Un film sur une guerre que la géopolitique européenne ne met jamais en avant, pourtant encore vivante. On découvre dans ce récit cette image d’éternels fantômes. Arto lui-même devient un être trouble ayant fui un pays et dont on ne sait rien. Le plus étrange, c’est sa force à hanter sa femme et ses proches, ceux qu’il a laissés au pays et ceux qu’il s’est créés en France.
Céline représente ceux qui ne savent rien et pensent offrir un peu d’un ascendant à travers cette demande de double nationalité. Devenir Arménien signifie également devoir rendre des comptes et faire son service militaire. Il en est de même pour de nombreux pays, une double nationalité n’est pas un simple nom ou passeport, c’est aussi cette histoire sociopolitique qui accompagne cette identité.
Le Pays d’Arto ne cherche pas à expliquer l’Arménie par le discours ou la pédagogie géopolitique, mais par l’expérience sensible. Tamara Stepanyan inscrit son film dans une approche héritée du documentaire, où le réel affleure par les corps, les paysages, les silences et les gestes quotidiens. L’Arménie y apparaît comme un territoire marqué par des conflits successifs, notamment ceux du Haut-Karabagh, et par un état de tension permanent, presque invisible pour l’Europe, mais omniprésent dans les vies ordinaires .
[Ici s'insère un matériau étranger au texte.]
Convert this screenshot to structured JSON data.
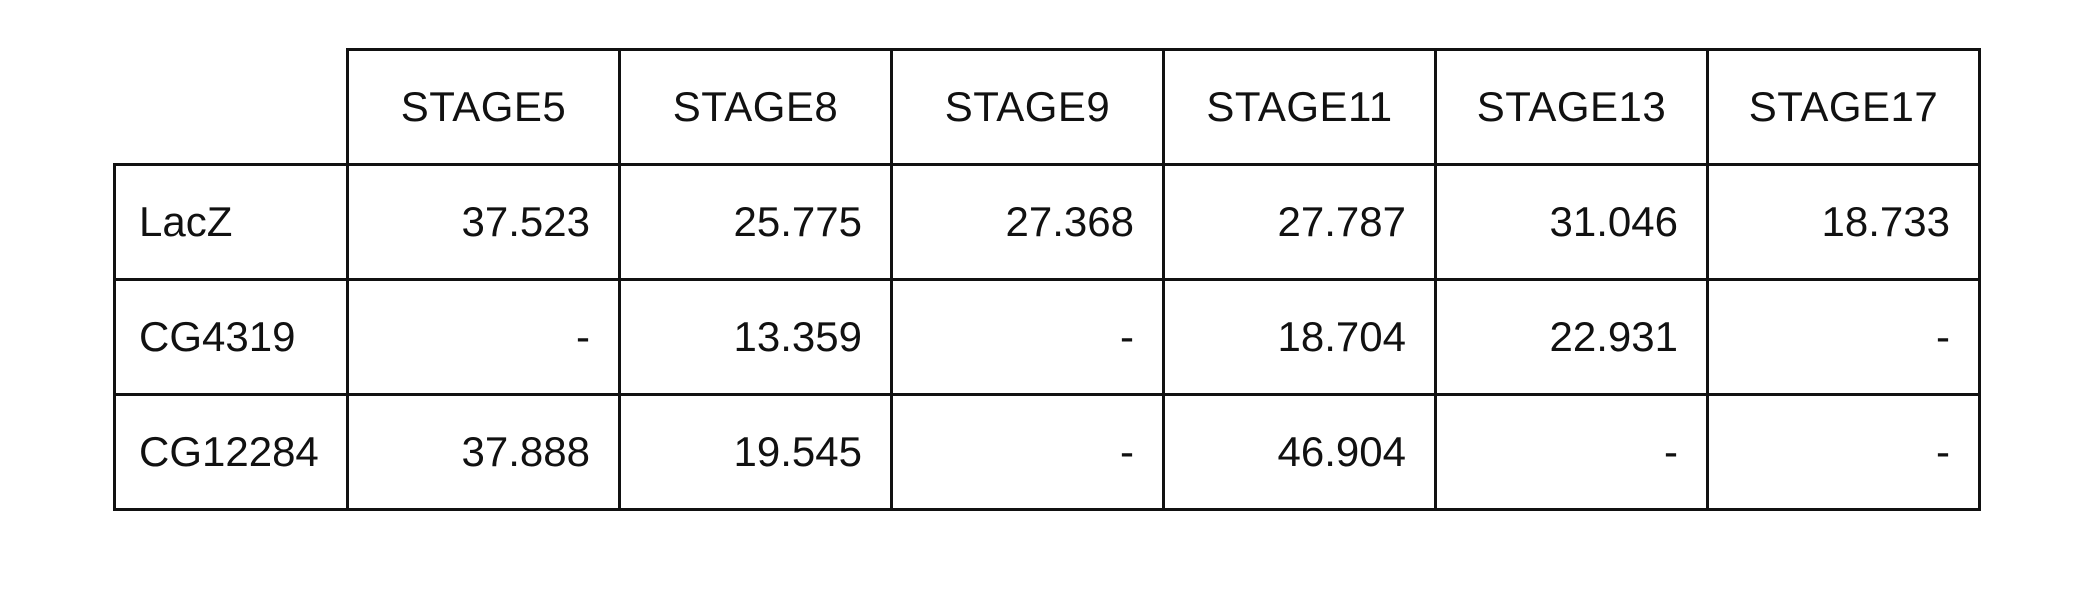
{
  "table": {
    "columns": [
      "STAGE5",
      "STAGE8",
      "STAGE9",
      "STAGE11",
      "STAGE13",
      "STAGE17"
    ],
    "rows": [
      {
        "label": "LacZ",
        "values": [
          "37.523",
          "25.775",
          "27.368",
          "27.787",
          "31.046",
          "18.733"
        ]
      },
      {
        "label": "CG4319",
        "values": [
          "-",
          "13.359",
          "-",
          "18.704",
          "22.931",
          "-"
        ]
      },
      {
        "label": "CG12284",
        "values": [
          "37.888",
          "19.545",
          "-",
          "46.904",
          "-",
          "-"
        ]
      }
    ]
  }
}
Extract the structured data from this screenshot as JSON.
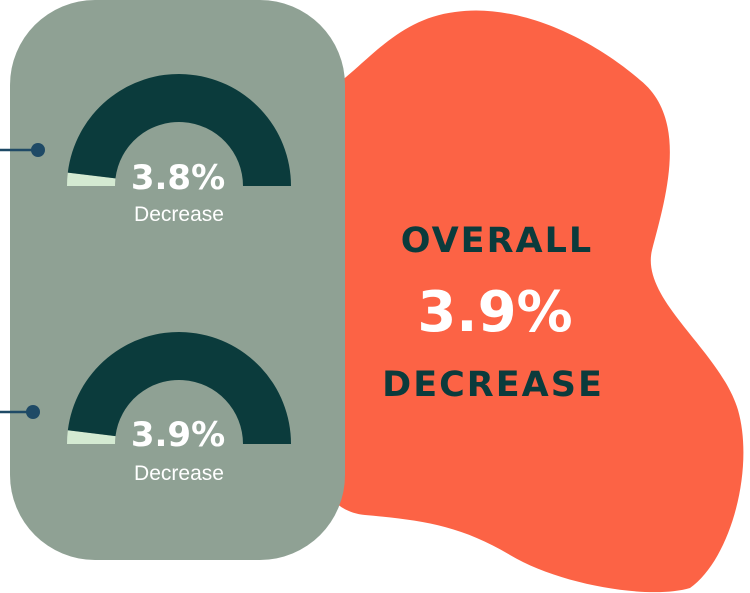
{
  "colors": {
    "panel": "#8fa194",
    "blob": "#fc6345",
    "gauge_fill": "#0b3b3c",
    "gauge_rest": "#d4ead2",
    "connector": "#1f4a66",
    "dark_text": "#0b3b3c",
    "light_text": "#ffffff"
  },
  "chart_data": {
    "type": "gauge",
    "gauges": [
      {
        "value_label": "3.8%",
        "caption": "Decrease",
        "fraction": 0.962
      },
      {
        "value_label": "3.9%",
        "caption": "Decrease",
        "fraction": 0.961
      }
    ]
  },
  "overall": {
    "line1": "OVERALL",
    "value": "3.9%",
    "line3": "DECREASE"
  }
}
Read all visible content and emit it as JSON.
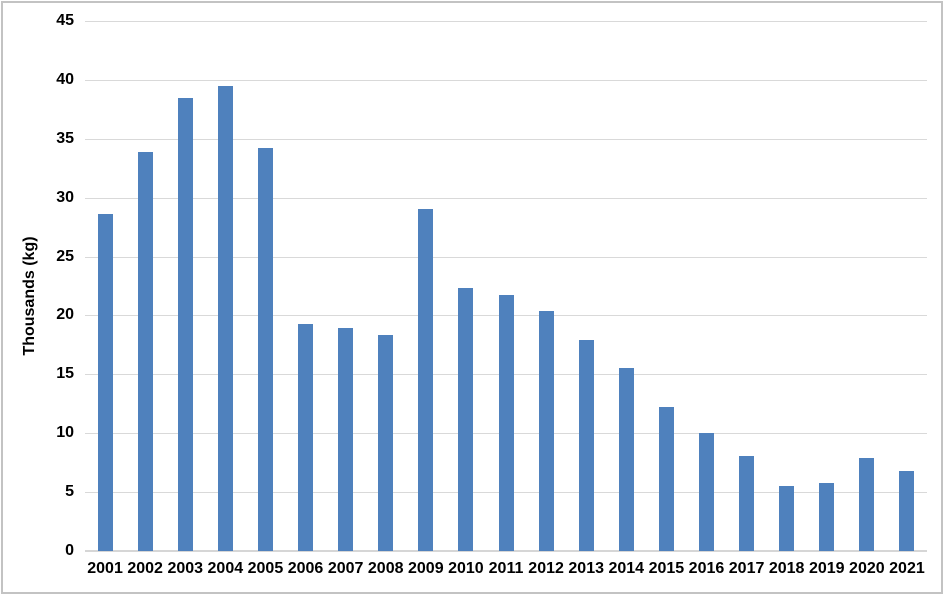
{
  "chart_data": {
    "type": "bar",
    "categories": [
      "2001",
      "2002",
      "2003",
      "2004",
      "2005",
      "2006",
      "2007",
      "2008",
      "2009",
      "2010",
      "2011",
      "2012",
      "2013",
      "2014",
      "2015",
      "2016",
      "2017",
      "2018",
      "2019",
      "2020",
      "2021"
    ],
    "values": [
      28.6,
      33.9,
      38.5,
      39.5,
      34.2,
      19.3,
      18.9,
      18.3,
      29.0,
      22.3,
      21.7,
      20.4,
      17.9,
      15.5,
      12.2,
      10.0,
      8.1,
      5.5,
      5.8,
      7.9,
      6.8
    ],
    "title": "",
    "xlabel": "",
    "ylabel": "Thousands (kg)",
    "ylim": [
      0,
      45
    ],
    "yticks": [
      0,
      5,
      10,
      15,
      20,
      25,
      30,
      35,
      40,
      45
    ],
    "grid": true,
    "legend": false,
    "bar_color": "#4f81bd",
    "gridline_color": "#d9d9d9",
    "axis_line_color": "#d6d6d6",
    "text_color": "#000000",
    "frame_border_color": "#c3c3c3",
    "background_color": "#ffffff"
  }
}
Le film refuse toute posture explicative ou touristique. Céline n’est pas une observatrice surplombante, elle arrive avec une démarche administrative banale, presque froide. C’est précisément ce décalage qui permet au spectateur de ressentir la violence latente du réel. À mesure qu’elle avance, elle comprend que demander une nationalité, c’est aussi hériter d’une histoire, d’un rapport à la guerre, à la perte et à la responsabilité. L’Arménie n’est jamais réduite à un décor mais filmée comme une matière vivante, traversée par la mémoire, les ruines, les gestes, les voix et les paysages .
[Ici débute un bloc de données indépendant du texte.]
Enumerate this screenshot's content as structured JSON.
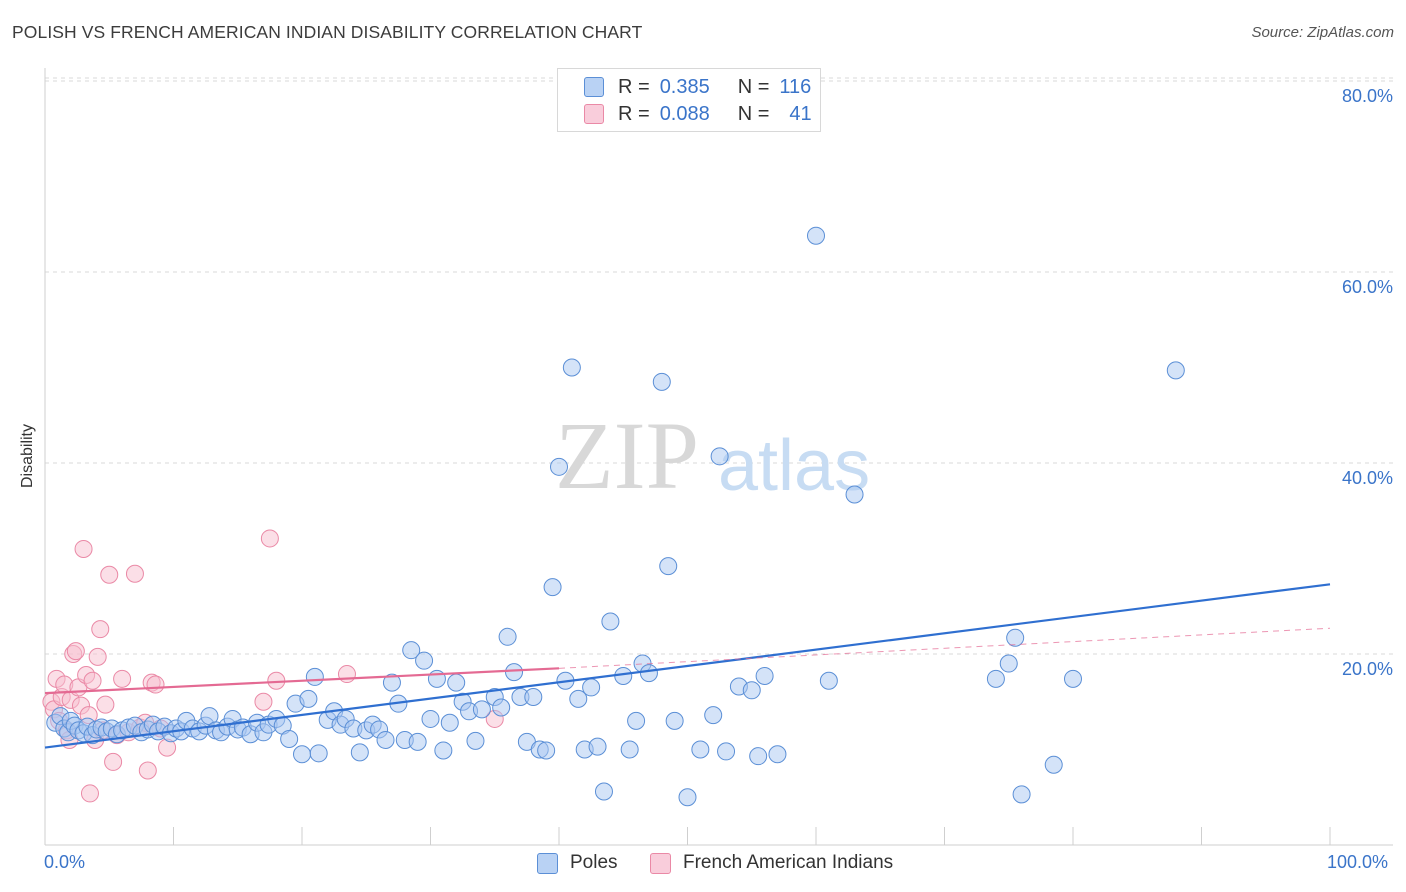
{
  "title": "POLISH VS FRENCH AMERICAN INDIAN DISABILITY CORRELATION CHART",
  "source": "Source: ZipAtlas.com",
  "watermark": {
    "zip": "ZIP",
    "atlas": "atlas"
  },
  "colors": {
    "poles_fill": "#a9c8f2",
    "poles_stroke": "#5b8fd6",
    "poles_line": "#2f6fd0",
    "fai_fill": "#f7bfd0",
    "fai_stroke": "#ea89a6",
    "fai_line": "#e46a93",
    "axis_text": "#3a74c9",
    "grid": "#d9d9d9"
  },
  "legend": {
    "rows": [
      {
        "r_label": "R =",
        "r_value": "0.385",
        "n_label": "N =",
        "n_value": "116"
      },
      {
        "r_label": "R =",
        "r_value": "0.088",
        "n_label": "N =",
        "n_value": "41"
      }
    ]
  },
  "chart_data": {
    "type": "scatter",
    "title": "POLISH VS FRENCH AMERICAN INDIAN DISABILITY CORRELATION CHART",
    "xlabel": "",
    "ylabel": "Disability",
    "xlim": [
      0,
      100
    ],
    "ylim": [
      0,
      80
    ],
    "x_tick_labels": [
      "0.0%",
      "100.0%"
    ],
    "y_tick_labels": [
      "20.0%",
      "40.0%",
      "60.0%",
      "80.0%"
    ],
    "y_ticks": [
      20,
      40,
      60,
      80
    ],
    "grid": "horizontal dashed",
    "legend_position": "top-center",
    "series": [
      {
        "name": "Poles",
        "trend": {
          "x": [
            0,
            100
          ],
          "y": [
            10.2,
            27.3
          ]
        },
        "points": [
          [
            0.8,
            12.8
          ],
          [
            1.2,
            13.5
          ],
          [
            1.5,
            12.2
          ],
          [
            1.8,
            11.8
          ],
          [
            2.0,
            13.0
          ],
          [
            2.3,
            12.5
          ],
          [
            2.6,
            12.0
          ],
          [
            3.0,
            11.7
          ],
          [
            3.3,
            12.4
          ],
          [
            3.7,
            11.5
          ],
          [
            4.0,
            12.1
          ],
          [
            4.4,
            12.3
          ],
          [
            4.8,
            11.9
          ],
          [
            5.2,
            12.2
          ],
          [
            5.6,
            11.6
          ],
          [
            6.0,
            12.0
          ],
          [
            6.5,
            12.3
          ],
          [
            7.0,
            12.5
          ],
          [
            7.5,
            11.8
          ],
          [
            8.0,
            12.1
          ],
          [
            8.4,
            12.6
          ],
          [
            8.8,
            11.9
          ],
          [
            9.3,
            12.4
          ],
          [
            9.8,
            11.7
          ],
          [
            10.2,
            12.2
          ],
          [
            10.6,
            11.9
          ],
          [
            11.0,
            13.0
          ],
          [
            11.5,
            12.2
          ],
          [
            12.0,
            11.9
          ],
          [
            12.5,
            12.5
          ],
          [
            12.8,
            13.5
          ],
          [
            13.3,
            12.0
          ],
          [
            13.7,
            11.8
          ],
          [
            14.2,
            12.4
          ],
          [
            14.6,
            13.2
          ],
          [
            15.0,
            12.1
          ],
          [
            15.4,
            12.3
          ],
          [
            16.0,
            11.6
          ],
          [
            16.5,
            12.8
          ],
          [
            17.0,
            11.8
          ],
          [
            17.4,
            12.6
          ],
          [
            18.0,
            13.2
          ],
          [
            18.5,
            12.5
          ],
          [
            19.0,
            11.1
          ],
          [
            19.5,
            14.8
          ],
          [
            20.0,
            9.5
          ],
          [
            20.5,
            15.3
          ],
          [
            21.0,
            17.6
          ],
          [
            21.3,
            9.6
          ],
          [
            22.0,
            13.1
          ],
          [
            22.5,
            14.0
          ],
          [
            23.0,
            12.6
          ],
          [
            23.4,
            13.2
          ],
          [
            24.0,
            12.2
          ],
          [
            24.5,
            9.7
          ],
          [
            25.0,
            12.0
          ],
          [
            25.5,
            12.6
          ],
          [
            26.0,
            12.1
          ],
          [
            26.5,
            11.0
          ],
          [
            27.0,
            17.0
          ],
          [
            27.5,
            14.8
          ],
          [
            28.0,
            11.0
          ],
          [
            28.5,
            20.4
          ],
          [
            29.0,
            10.8
          ],
          [
            29.5,
            19.3
          ],
          [
            30.0,
            13.2
          ],
          [
            30.5,
            17.4
          ],
          [
            31.0,
            9.9
          ],
          [
            31.5,
            12.8
          ],
          [
            32.0,
            17.0
          ],
          [
            32.5,
            15.0
          ],
          [
            33.0,
            14.0
          ],
          [
            33.5,
            10.9
          ],
          [
            34.0,
            14.2
          ],
          [
            35.0,
            15.5
          ],
          [
            35.5,
            14.4
          ],
          [
            36.0,
            21.8
          ],
          [
            36.5,
            18.1
          ],
          [
            37.0,
            15.5
          ],
          [
            37.5,
            10.8
          ],
          [
            38.0,
            15.5
          ],
          [
            38.5,
            10.0
          ],
          [
            39.0,
            9.9
          ],
          [
            39.5,
            27.0
          ],
          [
            40.0,
            39.6
          ],
          [
            40.5,
            17.2
          ],
          [
            41.0,
            50.0
          ],
          [
            41.5,
            15.3
          ],
          [
            42.0,
            10.0
          ],
          [
            42.5,
            16.5
          ],
          [
            43.0,
            10.3
          ],
          [
            43.5,
            5.6
          ],
          [
            44.0,
            23.4
          ],
          [
            45.0,
            17.7
          ],
          [
            45.5,
            10.0
          ],
          [
            46.0,
            13.0
          ],
          [
            46.5,
            19.0
          ],
          [
            47.0,
            18.0
          ],
          [
            48.0,
            48.5
          ],
          [
            48.5,
            29.2
          ],
          [
            49.0,
            13.0
          ],
          [
            50.0,
            5.0
          ],
          [
            51.0,
            10.0
          ],
          [
            52.0,
            13.6
          ],
          [
            52.5,
            40.7
          ],
          [
            53.0,
            9.8
          ],
          [
            54.0,
            16.6
          ],
          [
            55.0,
            16.2
          ],
          [
            55.5,
            9.3
          ],
          [
            56.0,
            17.7
          ],
          [
            57.0,
            9.5
          ],
          [
            60.0,
            63.8
          ],
          [
            61.0,
            17.2
          ],
          [
            63.0,
            36.7
          ],
          [
            74.0,
            17.4
          ],
          [
            75.0,
            19.0
          ],
          [
            75.5,
            21.7
          ],
          [
            76.0,
            5.3
          ],
          [
            78.5,
            8.4
          ],
          [
            80.0,
            17.4
          ],
          [
            88.0,
            49.7
          ]
        ]
      },
      {
        "name": "French American Indians",
        "trend": {
          "x": [
            0,
            40
          ],
          "y": [
            15.9,
            18.5
          ]
        },
        "trend_extension": {
          "x": [
            40,
            100
          ],
          "y": [
            18.5,
            22.7
          ]
        },
        "points": [
          [
            0.5,
            15.0
          ],
          [
            0.7,
            14.2
          ],
          [
            0.9,
            17.4
          ],
          [
            1.1,
            13.0
          ],
          [
            1.3,
            15.5
          ],
          [
            1.5,
            16.8
          ],
          [
            1.7,
            12.0
          ],
          [
            1.9,
            11.0
          ],
          [
            2.0,
            15.2
          ],
          [
            2.2,
            20.0
          ],
          [
            2.4,
            20.3
          ],
          [
            2.6,
            16.5
          ],
          [
            2.8,
            14.6
          ],
          [
            3.0,
            31.0
          ],
          [
            3.2,
            17.8
          ],
          [
            3.4,
            13.6
          ],
          [
            3.5,
            5.4
          ],
          [
            3.7,
            17.2
          ],
          [
            3.9,
            11.0
          ],
          [
            4.1,
            19.7
          ],
          [
            4.3,
            22.6
          ],
          [
            4.5,
            12.0
          ],
          [
            4.7,
            14.7
          ],
          [
            5.0,
            28.3
          ],
          [
            5.3,
            8.7
          ],
          [
            5.6,
            11.5
          ],
          [
            6.0,
            17.4
          ],
          [
            6.5,
            11.8
          ],
          [
            7.0,
            28.4
          ],
          [
            7.4,
            12.3
          ],
          [
            7.8,
            12.8
          ],
          [
            8.0,
            7.8
          ],
          [
            8.3,
            17.0
          ],
          [
            8.6,
            16.8
          ],
          [
            9.0,
            12.2
          ],
          [
            9.5,
            10.2
          ],
          [
            17.0,
            15.0
          ],
          [
            17.5,
            32.1
          ],
          [
            18.0,
            17.2
          ],
          [
            23.5,
            17.9
          ],
          [
            35.0,
            13.2
          ]
        ]
      }
    ]
  }
}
Le personnage d’Arto condense cette mémoire collective. Ancien combattant, il incarne plusieurs guerres à la fois, celles de 1994 comme celles plus récentes. Sa présence fantomatique dit la difficulté à faire le deuil dans un pays où les morts continuent d’habiter les vivants. À travers lui, le film évoque une nation marquée par l’exil, la perte et la répétition des tragédies, mais aussi par une capacité de résistance et de renaissance.
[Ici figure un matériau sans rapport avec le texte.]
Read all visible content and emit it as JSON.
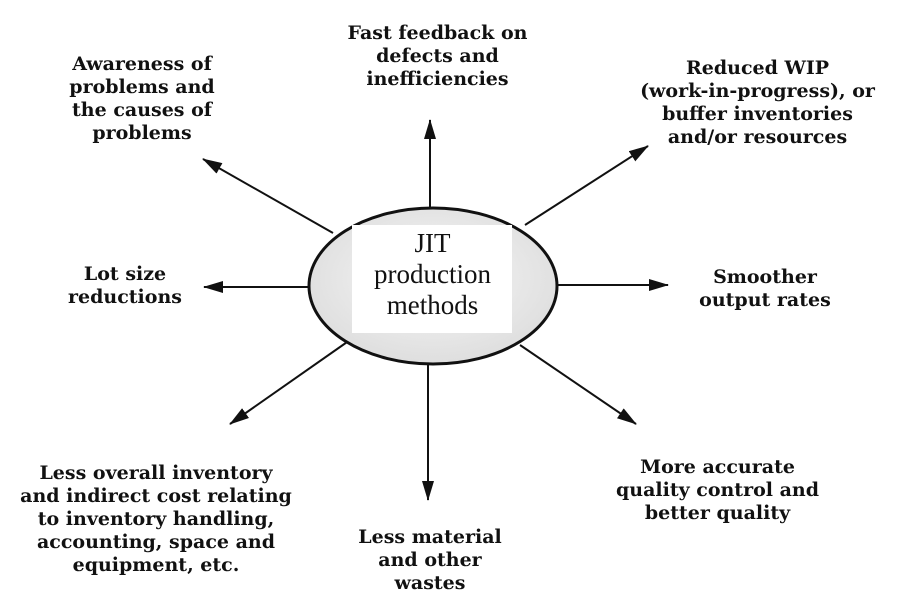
{
  "diagram": {
    "center": {
      "label": "JIT\nproduction\nmethods"
    },
    "outcomes": {
      "fast_feedback": "Fast feedback on\ndefects and\ninefficiencies",
      "reduced_wip": "Reduced WIP\n(work-in-progress), or\nbuffer inventories\nand/or resources",
      "smoother_output": "Smoother\noutput rates",
      "quality_control": "More accurate\nquality control and\nbetter quality",
      "less_waste": "Less material\nand other\nwastes",
      "less_inventory": "Less  overall inventory\nand indirect cost relating\nto inventory handling,\naccounting, space and\nequipment, etc.",
      "lot_size": "Lot size\nreductions",
      "awareness": "Awareness of\nproblems and\nthe causes of\nproblems"
    }
  }
}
Ne pas fermer les yeux, ici, signifie accepter de regarder ce que l’Europe regarde peu. Le film rappelle que ces conflits ne sont ni abstraits ni lointains, mais inscrits dans des corps, des familles, des transmissions. En choisissant le point de vue d’une femme étrangère qui devient peu à peu impliquée, la réalisatrice crée un pont entre spectateur et réalité arménienne. Ce déplacement progressif évite le didactisme et fait naître une compréhension émotionnelle, presque organique, de ce que signifie vivre sous la menace, continuer à aimer, et transmettre malgré tout .
Un casting intense et juste
Le film repose sur un trio d’interprètes d’une grande justesse. Camille Cottin incarne Céline avec une retenue habitée, une intériorité qui laisse affleurer la douleur sans jamais la surjouer. Son jeu traduit un courage discret, celui d’une femme qui avance malgré la sidération et le doute. Face à elle, Zar Amir impose une présence puissante et incarnée. Son personnage d’Arsiné concentre la force, la fidélité et la résistance d’un peuple, tout en échappant aux archétypes. Leur relation, faite de tension et de solidarité, structure le film. Autour d’elles, les comédiens arméniens apportent une authenticité essentielle, nourrie par une tradition théâtrale forte et une proximité réelle avec l’histoire racontée.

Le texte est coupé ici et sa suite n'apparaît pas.